■SNSへの投稿は問題なし!? 専門家の見解

 私人逮捕の典型例として、現在X(ツイッター)上で話題を呼んでいる一本の動画がある。動画の概要を前出の全国紙社会部記者が明かす。

「人気ジャニーズグループのチケットを不当に高値で転売していたとされる女性を、男性ら複数名が取り囲んで押さえ込もうとした動画です。動画内では男性らから逃げようとタクシーへと乗り込む女性に“犯罪者は降りろ”と叫びながら腕や服をつかみ、車から引きずり下ろす様子も映し出されています。

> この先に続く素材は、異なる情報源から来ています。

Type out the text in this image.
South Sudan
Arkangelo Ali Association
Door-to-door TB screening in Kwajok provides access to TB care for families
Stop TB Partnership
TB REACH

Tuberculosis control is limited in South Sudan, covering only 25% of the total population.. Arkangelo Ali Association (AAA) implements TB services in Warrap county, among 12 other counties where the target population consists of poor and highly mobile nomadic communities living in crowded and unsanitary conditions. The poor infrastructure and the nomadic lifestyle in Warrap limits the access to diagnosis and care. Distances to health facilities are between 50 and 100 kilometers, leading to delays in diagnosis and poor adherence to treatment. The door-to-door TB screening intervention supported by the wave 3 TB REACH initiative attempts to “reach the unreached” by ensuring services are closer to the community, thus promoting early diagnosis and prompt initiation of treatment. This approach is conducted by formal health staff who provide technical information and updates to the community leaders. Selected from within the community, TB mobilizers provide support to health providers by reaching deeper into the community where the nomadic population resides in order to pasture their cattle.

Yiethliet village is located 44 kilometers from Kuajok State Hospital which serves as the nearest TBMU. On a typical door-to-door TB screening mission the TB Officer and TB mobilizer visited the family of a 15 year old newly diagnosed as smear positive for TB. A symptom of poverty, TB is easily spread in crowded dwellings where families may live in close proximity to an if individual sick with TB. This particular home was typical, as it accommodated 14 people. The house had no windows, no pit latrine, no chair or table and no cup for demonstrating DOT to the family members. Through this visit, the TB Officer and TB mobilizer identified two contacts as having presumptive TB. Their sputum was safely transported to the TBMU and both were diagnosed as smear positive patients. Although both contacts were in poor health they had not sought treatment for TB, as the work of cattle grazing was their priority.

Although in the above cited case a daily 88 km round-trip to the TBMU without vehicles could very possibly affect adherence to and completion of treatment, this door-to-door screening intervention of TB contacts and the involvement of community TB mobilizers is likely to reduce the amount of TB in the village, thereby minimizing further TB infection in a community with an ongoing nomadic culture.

 この過激さが話題を呼んだのか、9月25日時点で動画の表示回数は3200万回超え。いろいろな意見が飛び交う炎上騒動に発展しています」

 投稿内容へのリプライ欄をのぞいてみると、

《売る方も買う方もダメだけど ちょいやりすぎ感も…》
《これは酷くないか?》
《ナイスプレー どんどん捕まえましょう》

 など、さまざまなコメントが寄せられている。

 このXで流れる動画の行為を、前出の若狭氏はどの様に捉えているのか。

「定価を超えるチケットを女性が転売していたなら、それは違法行為です。そのような事実が目認できているのであれば私人逮捕も可能でしょう。また、現行犯逮捕した容疑者を捜査機関へと引き渡した後に、逮捕時の動画をSNSなどへと投稿することもテレビ報道の映像と基本的には同じです。そのため問題はないかと思います。

 ですが、このような市民警察的な活動は危険と隣り合わせ。勘違いや行き過ぎたケースは暴行罪や監禁罪、名誉棄損などに問われる可能性もある。非常にリスキーな行為だということを忘れないでほしいです」

 明らかに犯罪を犯している人を取り締まるのは評価されることだろうが、気がついたら自身がお縄となっていたなんてことがないようご用心を。

若狭勝
1983年検事に任官される。東京地検特捜部副部長、東京高検検事、横浜地検刑事部長、東京地検公安部長などを歴任したが、2009年退官。その後、弁護士に転身し、テレビの報道番組などでコメンテーターとして活躍。14年の衆議院選挙では自民党から出馬し、見事当選を果たす。17年、自民党を離党。希望の党を結成したが、のちに政界を引退する。現在は弁護法人わかさの代表弁護士を務めている。